News from Hepatitis Week of March 16, 2003 / Vol. 3 No. 11

Study: Hepatitis C Patients Find Pegasys More Tolerable

After just two weeks of beginning treatment with Pegasys, chronic hepatitis C patients had more vitality and less fatigue, pain and physical and emotional problems than those treated with conventional interferon.

Previous studies have shown that conventional interferon produces negative side effects that hamper the ability of hepatitis C patients to perform their daily activities. As a result, many patients have discontinued treatment.

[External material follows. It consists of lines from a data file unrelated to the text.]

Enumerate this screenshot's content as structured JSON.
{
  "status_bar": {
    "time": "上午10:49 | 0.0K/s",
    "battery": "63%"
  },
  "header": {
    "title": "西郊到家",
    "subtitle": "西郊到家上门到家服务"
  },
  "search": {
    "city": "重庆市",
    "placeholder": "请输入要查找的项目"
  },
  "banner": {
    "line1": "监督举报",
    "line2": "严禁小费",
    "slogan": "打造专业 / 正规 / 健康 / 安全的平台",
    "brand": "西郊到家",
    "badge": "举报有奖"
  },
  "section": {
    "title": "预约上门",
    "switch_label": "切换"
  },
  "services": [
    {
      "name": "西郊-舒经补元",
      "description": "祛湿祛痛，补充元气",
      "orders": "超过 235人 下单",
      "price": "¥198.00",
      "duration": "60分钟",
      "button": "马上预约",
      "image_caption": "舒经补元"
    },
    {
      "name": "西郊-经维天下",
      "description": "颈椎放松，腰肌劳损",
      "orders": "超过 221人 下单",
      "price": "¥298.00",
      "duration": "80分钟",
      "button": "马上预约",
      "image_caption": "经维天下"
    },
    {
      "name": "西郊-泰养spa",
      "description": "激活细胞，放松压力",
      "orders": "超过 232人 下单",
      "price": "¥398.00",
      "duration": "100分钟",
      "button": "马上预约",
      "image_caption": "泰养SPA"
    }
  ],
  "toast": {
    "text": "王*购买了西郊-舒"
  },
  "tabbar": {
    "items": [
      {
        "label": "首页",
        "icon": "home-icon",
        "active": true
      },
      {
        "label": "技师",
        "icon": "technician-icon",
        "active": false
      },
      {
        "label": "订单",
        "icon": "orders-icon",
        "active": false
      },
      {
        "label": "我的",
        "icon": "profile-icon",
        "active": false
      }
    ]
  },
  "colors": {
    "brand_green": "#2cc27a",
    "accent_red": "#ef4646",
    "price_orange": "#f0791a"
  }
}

These new findings about Pegasys (pegylated interferon) provide further evidence of its tolerability and potential for ensuring that hepatitis C patients will continue a full course of treatment, according to study author Dr. Jens Rasenack, professor of medicine at the Albert-Ludwigs-University in Germany.

The researchers compared health-related quality of life during treatment for chronic hepatitis C patients who had never been treated with interferon. The 267 patients receiving Pegasys did so once a week for 48 weeks, while the 264 patients receiving conventional interferon did so three times a week for 48 weeks.

At weeks 2, 12 and 24, patients receiving Pegasys had less disabling fatigue and less impairment in patient functioning and well-being than those receiving conventional interferon.

The researchers concluded that the impact on quality of life might be an important consideration for physicians when selecting an optimal treatment regimen for patients with chronic hepatitis C.